Additionally, the Ray team has strengthened support for the ML data ecosystem, including but not limited to expanded version compatibility with Apache Arrow, full TensorFlow TF records reading/writing support for Ray Data, and new connector methods for TF and Torch datasets (from_tf
, from_torch
).
Out-of-memory (OOM) are harmful errors that disrupt not only long running Ray applications but also degrade other services in the Ray cluster. In this release, we’ve enabled the Ray Out-Of-Memory (OOM) Monitor by default. This component periodically checks the memory usage, which includes the worker heap, the object store, and the raylet as described in our memory management documentation. The monitor uses memory usage statistics to defensively free up memory and prevent Ray from completely crashing.
For data-intensive workloads, we’ve heard numerous users report that when files are too large, Ray Data can have out-of-memory or performance issues. We’re enabling dynamic block splitting by default, which will address the above issues by avoiding holding too much data in memory.
Last but not least, the RLlib team has been heads down on making some fundamental UX improvements for RLlib.
We’ve introduced an enhanced RLlib command line interface (CLI), allowing for automatically downloading example configuration files, python-based config files, better interoperability between training and evaluation runs, and many more. Check out the CLI documentation for more details.
We’ve also seen quite a few user reports about RLlib’s checkpoint format. We’ve pushed changes to make Algorithm and Policy checkpoints cohesive and transparent. All checkpoints are now characterized by a directory rather than a single pickle file, and you can use a from_checkpoint()
utility method for directly instantiating instances from a checkpoint directory. Read more about these changes here!
This is not the end! We have a ton of exciting improvements planned in subsequent Ray releases ahead with focus on bolstering stability, improving performance, extending integration with larger Python and ML ecosystem, and offering observability into Ray jobs and clusters, so please let us know if you have any questions or feedback.

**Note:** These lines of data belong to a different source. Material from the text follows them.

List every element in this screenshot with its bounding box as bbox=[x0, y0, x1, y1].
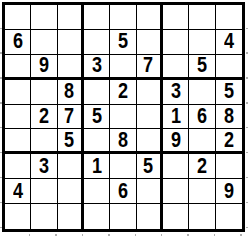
given-digit: 8 bbox=[64, 80, 74, 103]
given-digit: 5 bbox=[64, 129, 74, 151]
cell-r5c7: 1 bbox=[163, 105, 189, 130]
cell-r9c6[interactable] bbox=[137, 204, 163, 229]
cell-r6c8[interactable] bbox=[189, 129, 215, 154]
cell-r2c6[interactable] bbox=[137, 30, 163, 55]
given-digit: 6 bbox=[13, 30, 23, 53]
cell-r5c5[interactable] bbox=[110, 105, 136, 130]
given-digit: 2 bbox=[224, 129, 234, 151]
cell-r5c9: 8 bbox=[216, 105, 242, 130]
cell-r8c8[interactable] bbox=[189, 179, 215, 204]
cell-r8c2[interactable] bbox=[31, 179, 57, 204]
cell-r1c4[interactable] bbox=[84, 5, 110, 30]
cell-r9c1[interactable] bbox=[5, 204, 31, 229]
cell-r4c2[interactable] bbox=[31, 80, 57, 105]
cell-r8c4[interactable] bbox=[84, 179, 110, 204]
right-edge-ticks bbox=[246, 4, 248, 232]
cell-r6c5: 8 bbox=[110, 129, 136, 154]
cell-r7c7[interactable] bbox=[163, 154, 189, 179]
cell-r6c7: 9 bbox=[163, 129, 189, 154]
cell-r6c6[interactable] bbox=[137, 129, 163, 154]
given-digit: 5 bbox=[197, 55, 207, 77]
given-digit: 6 bbox=[197, 105, 207, 128]
given-digit: 1 bbox=[92, 155, 102, 178]
cell-r7c5[interactable] bbox=[110, 154, 136, 179]
cell-r6c1[interactable] bbox=[5, 129, 31, 154]
cell-r1c5[interactable] bbox=[110, 5, 136, 30]
given-digit: 1 bbox=[171, 105, 181, 128]
cell-r6c2[interactable] bbox=[31, 129, 57, 154]
cell-r2c4[interactable] bbox=[84, 30, 110, 55]
bottom-edge-ticks bbox=[4, 234, 247, 236]
cell-r7c1[interactable] bbox=[5, 154, 31, 179]
cell-r7c6: 5 bbox=[137, 154, 163, 179]
cell-r7c9[interactable] bbox=[216, 154, 242, 179]
given-digit: 3 bbox=[171, 80, 181, 103]
cell-r9c4[interactable] bbox=[84, 204, 110, 229]
cell-r5c3: 7 bbox=[58, 105, 84, 130]
cell-r8c3[interactable] bbox=[58, 179, 84, 204]
cell-r3c3[interactable] bbox=[58, 55, 84, 80]
cell-r2c9: 4 bbox=[216, 30, 242, 55]
cell-r1c6[interactable] bbox=[137, 5, 163, 30]
given-digit: 2 bbox=[197, 155, 207, 178]
cell-r5c1[interactable] bbox=[5, 105, 31, 130]
cell-r3c8: 5 bbox=[189, 55, 215, 80]
given-digit: 9 bbox=[39, 55, 49, 77]
cell-r3c1[interactable] bbox=[5, 55, 31, 80]
cell-r1c9[interactable] bbox=[216, 5, 242, 30]
cell-r4c3: 8 bbox=[58, 80, 84, 105]
cell-r1c1[interactable] bbox=[5, 5, 31, 30]
cell-r3c5[interactable] bbox=[110, 55, 136, 80]
given-digit: 7 bbox=[64, 105, 74, 128]
cell-r2c7[interactable] bbox=[163, 30, 189, 55]
cell-r8c5: 6 bbox=[110, 179, 136, 204]
cell-r8c1: 4 bbox=[5, 179, 31, 204]
cell-r9c3[interactable] bbox=[58, 204, 84, 229]
sudoku-puzzle-image: 6549375823527516858923152469 bbox=[0, 0, 250, 238]
sudoku-board: 6549375823527516858923152469 bbox=[2, 2, 245, 232]
given-digit: 3 bbox=[92, 55, 102, 77]
cell-r2c2[interactable] bbox=[31, 30, 57, 55]
given-digit: 7 bbox=[143, 55, 153, 77]
cell-r7c3[interactable] bbox=[58, 154, 84, 179]
cell-r1c8[interactable] bbox=[189, 5, 215, 30]
cell-r4c6[interactable] bbox=[137, 80, 163, 105]
cell-r9c7[interactable] bbox=[163, 204, 189, 229]
given-digit: 4 bbox=[13, 180, 23, 203]
cell-r2c1: 6 bbox=[5, 30, 31, 55]
cell-r2c8[interactable] bbox=[189, 30, 215, 55]
cell-r3c6: 7 bbox=[137, 55, 163, 80]
cell-r6c3: 5 bbox=[58, 129, 84, 154]
cell-r3c4: 3 bbox=[84, 55, 110, 80]
cell-r9c5[interactable] bbox=[110, 204, 136, 229]
given-digit: 5 bbox=[118, 30, 128, 53]
cell-r4c1[interactable] bbox=[5, 80, 31, 105]
cell-r7c2: 3 bbox=[31, 154, 57, 179]
cell-r8c6[interactable] bbox=[137, 179, 163, 204]
given-digit: 9 bbox=[224, 180, 234, 203]
given-digit: 4 bbox=[224, 30, 234, 53]
given-digit: 5 bbox=[143, 155, 153, 178]
given-digit: 3 bbox=[39, 155, 49, 178]
cell-r6c9: 2 bbox=[216, 129, 242, 154]
cell-r6c4[interactable] bbox=[84, 129, 110, 154]
cell-r7c8: 2 bbox=[189, 154, 215, 179]
given-digit: 9 bbox=[171, 129, 181, 151]
cell-r2c5: 5 bbox=[110, 30, 136, 55]
cell-r3c9[interactable] bbox=[216, 55, 242, 80]
cell-r3c7[interactable] bbox=[163, 55, 189, 80]
given-digit: 2 bbox=[118, 80, 128, 103]
given-digit: 8 bbox=[224, 105, 234, 128]
cell-r5c4: 5 bbox=[84, 105, 110, 130]
cell-r1c7[interactable] bbox=[163, 5, 189, 30]
cell-r8c7[interactable] bbox=[163, 179, 189, 204]
given-digit: 8 bbox=[118, 129, 128, 151]
cell-r9c2[interactable] bbox=[31, 204, 57, 229]
cell-r1c3[interactable] bbox=[58, 5, 84, 30]
given-digit: 5 bbox=[92, 105, 102, 128]
cell-r1c2[interactable] bbox=[31, 5, 57, 30]
given-digit: 2 bbox=[39, 105, 49, 128]
cell-r9c8[interactable] bbox=[189, 204, 215, 229]
cell-r2c3[interactable] bbox=[58, 30, 84, 55]
cell-r3c2: 9 bbox=[31, 55, 57, 80]
cell-r8c9: 9 bbox=[216, 179, 242, 204]
cell-r9c9[interactable] bbox=[216, 204, 242, 229]
given-digit: 5 bbox=[224, 80, 234, 103]
cell-r4c9: 5 bbox=[216, 80, 242, 105]
cell-r4c4[interactable] bbox=[84, 80, 110, 105]
cell-r5c6[interactable] bbox=[137, 105, 163, 130]
cell-r4c8[interactable] bbox=[189, 80, 215, 105]
cell-r5c2: 2 bbox=[31, 105, 57, 130]
cell-r7c4: 1 bbox=[84, 154, 110, 179]
given-digit: 6 bbox=[118, 180, 128, 203]
cell-r4c7: 3 bbox=[163, 80, 189, 105]
cell-r4c5: 2 bbox=[110, 80, 136, 105]
cell-r5c8: 6 bbox=[189, 105, 215, 130]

We’re always interested in hearing from you -- feel free to reach out to us on Github or Discourse.
Finally, we have our Ray Summit 2023 coming up later in the year. If you have a Ray story or use case to share with the global Ray Community, we are accepting proposals for speakers!
*Update 9/15/2023: We are sunsetting the "Ray AIR" concept and namespace starting with Ray 2.7. The changes follow the proposal outlined in this REP.